The present painting depicts Vishnu and Lakshmi seated astride his vahana, Garuda. The blue-skinned Vishnu holds one of his four attributes in each hand: a mace, a conch shell, a lotus flower, and a chakra. Lakshmi looks up at him in devotion, pulling him towards her with one hand on his shoulder—a subtle and romantic touch that Pahari artists were well-known for. Garuda supports the couple, grasping their feet and holding them steady. The assured hand and dreamlike lyricism give this image an exceptional ability to convey human emotions. The folio, which has been pasted onto a new backing, is inscribed in a different hand in the year Samvat 1840 (1783 A.D.), attributing the work to Ram Dyal.
See a painting of the same subject attributed to Sajnu, circa 1810–1820, currently at the Metropolitan Museum of Art (acc. 2019.144). The Met’s description of the scene can similarly be applied to the present painting:
It is a rare work in the genre of Pahari (Hill) schools in that it concerns itself not with narrating a scene from the epics or devotional literature, but celebrates a single deity, Vishnu, riding his magnificent avian vehicle Garuda. In this way, it singles itself out as a work not concerned with storytelling but rather with celebrating the beauty and grace of Lord Vishnu. As such, it can best be understood as a very personal work, destined for private worship in a household shrine-room.

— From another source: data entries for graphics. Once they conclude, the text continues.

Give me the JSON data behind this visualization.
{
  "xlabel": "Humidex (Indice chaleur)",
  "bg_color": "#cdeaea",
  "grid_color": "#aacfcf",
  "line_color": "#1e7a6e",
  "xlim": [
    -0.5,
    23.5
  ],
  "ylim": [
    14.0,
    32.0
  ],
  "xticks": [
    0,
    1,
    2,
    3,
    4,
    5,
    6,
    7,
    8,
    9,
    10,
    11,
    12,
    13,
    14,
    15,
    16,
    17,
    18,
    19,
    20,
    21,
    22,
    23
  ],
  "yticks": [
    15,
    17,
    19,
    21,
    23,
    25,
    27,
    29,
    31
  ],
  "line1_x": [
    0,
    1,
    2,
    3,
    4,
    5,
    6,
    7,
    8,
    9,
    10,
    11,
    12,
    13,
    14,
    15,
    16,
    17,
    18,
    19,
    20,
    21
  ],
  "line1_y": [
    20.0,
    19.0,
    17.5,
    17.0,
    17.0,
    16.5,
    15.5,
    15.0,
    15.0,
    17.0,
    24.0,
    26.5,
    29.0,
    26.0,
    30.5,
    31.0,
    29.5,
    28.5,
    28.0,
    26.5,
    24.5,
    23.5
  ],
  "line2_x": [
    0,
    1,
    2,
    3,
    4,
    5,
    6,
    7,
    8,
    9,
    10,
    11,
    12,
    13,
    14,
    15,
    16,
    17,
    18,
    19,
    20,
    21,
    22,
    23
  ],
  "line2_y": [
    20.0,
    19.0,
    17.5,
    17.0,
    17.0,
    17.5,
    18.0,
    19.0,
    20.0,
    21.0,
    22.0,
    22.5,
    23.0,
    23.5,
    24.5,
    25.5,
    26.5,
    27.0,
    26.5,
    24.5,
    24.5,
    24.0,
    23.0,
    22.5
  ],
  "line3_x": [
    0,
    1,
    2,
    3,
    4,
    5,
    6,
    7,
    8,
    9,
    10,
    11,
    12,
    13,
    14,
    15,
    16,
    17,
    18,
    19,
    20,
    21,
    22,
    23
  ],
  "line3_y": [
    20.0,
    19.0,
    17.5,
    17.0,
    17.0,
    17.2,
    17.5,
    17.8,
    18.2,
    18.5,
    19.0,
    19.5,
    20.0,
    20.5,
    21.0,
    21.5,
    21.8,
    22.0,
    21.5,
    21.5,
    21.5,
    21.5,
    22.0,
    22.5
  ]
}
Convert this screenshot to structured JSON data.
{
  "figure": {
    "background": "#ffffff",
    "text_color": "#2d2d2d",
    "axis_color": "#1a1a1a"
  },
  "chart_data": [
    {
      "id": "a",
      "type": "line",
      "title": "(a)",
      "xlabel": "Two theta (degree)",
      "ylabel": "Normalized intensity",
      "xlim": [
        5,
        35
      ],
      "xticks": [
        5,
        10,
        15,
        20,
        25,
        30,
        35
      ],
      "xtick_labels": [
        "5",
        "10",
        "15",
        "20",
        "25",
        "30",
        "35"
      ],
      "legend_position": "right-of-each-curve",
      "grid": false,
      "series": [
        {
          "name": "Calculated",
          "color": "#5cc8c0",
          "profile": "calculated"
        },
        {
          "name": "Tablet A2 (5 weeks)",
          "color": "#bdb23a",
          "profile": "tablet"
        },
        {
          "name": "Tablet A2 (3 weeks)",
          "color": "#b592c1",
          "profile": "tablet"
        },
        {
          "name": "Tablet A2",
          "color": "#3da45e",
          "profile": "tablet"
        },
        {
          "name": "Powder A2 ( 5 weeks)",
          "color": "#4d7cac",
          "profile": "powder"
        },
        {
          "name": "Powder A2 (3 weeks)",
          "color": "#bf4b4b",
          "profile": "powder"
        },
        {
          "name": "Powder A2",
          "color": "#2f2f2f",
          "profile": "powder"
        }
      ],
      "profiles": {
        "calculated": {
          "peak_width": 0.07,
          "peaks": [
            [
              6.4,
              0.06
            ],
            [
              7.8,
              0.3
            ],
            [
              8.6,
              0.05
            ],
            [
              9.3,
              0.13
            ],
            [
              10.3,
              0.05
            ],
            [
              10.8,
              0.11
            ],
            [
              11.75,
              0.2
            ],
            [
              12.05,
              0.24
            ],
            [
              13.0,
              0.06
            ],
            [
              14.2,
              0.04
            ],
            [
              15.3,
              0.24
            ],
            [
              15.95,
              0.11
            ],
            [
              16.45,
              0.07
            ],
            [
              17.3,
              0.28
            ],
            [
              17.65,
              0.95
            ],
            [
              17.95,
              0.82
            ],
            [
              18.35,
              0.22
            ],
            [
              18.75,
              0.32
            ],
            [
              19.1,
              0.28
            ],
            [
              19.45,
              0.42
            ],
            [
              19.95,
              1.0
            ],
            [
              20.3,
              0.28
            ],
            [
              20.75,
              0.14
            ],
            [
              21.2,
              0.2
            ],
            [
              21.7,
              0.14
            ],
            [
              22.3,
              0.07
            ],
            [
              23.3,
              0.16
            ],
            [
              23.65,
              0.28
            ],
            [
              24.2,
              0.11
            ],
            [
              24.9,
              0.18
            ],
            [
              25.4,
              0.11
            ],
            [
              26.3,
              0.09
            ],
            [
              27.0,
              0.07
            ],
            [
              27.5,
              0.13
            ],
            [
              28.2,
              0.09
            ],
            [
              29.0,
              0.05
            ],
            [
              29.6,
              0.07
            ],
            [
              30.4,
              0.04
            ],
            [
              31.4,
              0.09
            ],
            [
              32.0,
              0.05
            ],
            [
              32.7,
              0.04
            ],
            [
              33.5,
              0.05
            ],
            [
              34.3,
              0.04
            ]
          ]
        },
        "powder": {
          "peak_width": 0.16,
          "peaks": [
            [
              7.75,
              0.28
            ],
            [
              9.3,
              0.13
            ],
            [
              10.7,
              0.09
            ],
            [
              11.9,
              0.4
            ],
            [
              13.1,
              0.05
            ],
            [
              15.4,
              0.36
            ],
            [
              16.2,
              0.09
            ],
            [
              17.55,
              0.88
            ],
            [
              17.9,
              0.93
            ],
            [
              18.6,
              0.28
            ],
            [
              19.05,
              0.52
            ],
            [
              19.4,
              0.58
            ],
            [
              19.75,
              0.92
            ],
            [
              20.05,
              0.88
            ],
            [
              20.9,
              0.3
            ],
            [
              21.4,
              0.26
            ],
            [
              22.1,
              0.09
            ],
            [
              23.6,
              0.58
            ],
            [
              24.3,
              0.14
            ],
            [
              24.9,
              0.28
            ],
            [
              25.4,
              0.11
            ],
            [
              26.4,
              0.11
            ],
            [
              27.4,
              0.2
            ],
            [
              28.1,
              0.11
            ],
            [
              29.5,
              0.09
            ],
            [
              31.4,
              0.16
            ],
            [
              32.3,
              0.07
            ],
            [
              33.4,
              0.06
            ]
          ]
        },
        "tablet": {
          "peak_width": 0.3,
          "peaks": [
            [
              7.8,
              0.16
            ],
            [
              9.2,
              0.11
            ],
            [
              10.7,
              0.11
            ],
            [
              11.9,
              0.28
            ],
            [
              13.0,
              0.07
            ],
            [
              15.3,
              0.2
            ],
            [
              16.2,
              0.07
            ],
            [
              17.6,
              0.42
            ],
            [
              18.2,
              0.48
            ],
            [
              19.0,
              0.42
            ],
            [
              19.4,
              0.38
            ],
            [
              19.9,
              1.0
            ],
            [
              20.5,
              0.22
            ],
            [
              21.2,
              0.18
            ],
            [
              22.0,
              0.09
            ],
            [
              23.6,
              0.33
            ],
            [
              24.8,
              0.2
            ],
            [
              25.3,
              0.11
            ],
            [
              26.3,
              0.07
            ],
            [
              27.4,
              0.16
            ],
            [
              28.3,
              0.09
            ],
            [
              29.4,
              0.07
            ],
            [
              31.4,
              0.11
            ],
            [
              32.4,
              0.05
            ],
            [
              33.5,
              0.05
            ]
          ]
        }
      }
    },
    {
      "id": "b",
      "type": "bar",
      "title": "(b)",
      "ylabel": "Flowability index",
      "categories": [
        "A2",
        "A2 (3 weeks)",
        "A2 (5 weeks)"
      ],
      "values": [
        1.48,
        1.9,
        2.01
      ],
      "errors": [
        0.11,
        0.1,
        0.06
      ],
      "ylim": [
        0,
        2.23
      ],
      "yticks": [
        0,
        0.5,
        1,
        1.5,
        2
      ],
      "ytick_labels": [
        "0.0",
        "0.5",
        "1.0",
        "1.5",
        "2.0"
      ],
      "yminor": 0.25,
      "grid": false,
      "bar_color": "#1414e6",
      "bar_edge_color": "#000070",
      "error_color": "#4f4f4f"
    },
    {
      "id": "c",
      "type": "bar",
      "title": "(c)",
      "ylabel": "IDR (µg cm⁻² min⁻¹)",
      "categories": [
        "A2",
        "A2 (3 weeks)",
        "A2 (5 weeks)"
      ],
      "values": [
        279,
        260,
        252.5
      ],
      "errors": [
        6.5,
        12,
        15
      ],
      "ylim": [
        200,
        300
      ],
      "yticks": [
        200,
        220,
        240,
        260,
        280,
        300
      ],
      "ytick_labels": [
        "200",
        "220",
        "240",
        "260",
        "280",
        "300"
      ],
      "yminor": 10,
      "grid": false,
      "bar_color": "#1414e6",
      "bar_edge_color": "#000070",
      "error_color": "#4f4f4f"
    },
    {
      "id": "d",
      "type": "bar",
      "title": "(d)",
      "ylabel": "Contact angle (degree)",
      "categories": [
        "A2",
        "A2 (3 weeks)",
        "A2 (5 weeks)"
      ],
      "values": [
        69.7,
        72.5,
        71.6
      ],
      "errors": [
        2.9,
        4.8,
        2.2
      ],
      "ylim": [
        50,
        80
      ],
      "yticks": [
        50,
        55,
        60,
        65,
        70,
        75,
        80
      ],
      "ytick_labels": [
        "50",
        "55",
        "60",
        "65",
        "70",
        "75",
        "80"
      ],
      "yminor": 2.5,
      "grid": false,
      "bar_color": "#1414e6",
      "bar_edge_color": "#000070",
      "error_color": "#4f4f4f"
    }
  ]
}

The drawing on the verso of this painting has been identified as Radha and Krishna’s Reconciliation, and can be compared to another composition of the same scene from Kangra, circa 1790–1800, formerly in the Coomaraswamy Collection, now in the Cleveland Museum of Art (see Linda York Leach, Indian Miniature Paintings and Drawings, The Cleveland Museum of Art Catalogue of Oriental Art, Part One, Cleveland, 1986, no. 122). The drawing provides a fascinating look into the process of the famed Pahari ateliers. The crisp lines, drawn by skilled hands, are by no means the work of a ‘rough draft’—despite being uncolored, the image is not in fact unfinished. Functioning as an ‘artist drawing’ that would be kept in the studio as a reference, inscriptions throughout contain coloring instructions. The red inscription on the top right specifies that the background be painted red, while the inscription in the center of the window directs the artist to “paint the color of moonlight, showing the moon in the sky.” These directives helped to maintain consistency throughout the atelier’s works, which were usually executed by a number of different hands.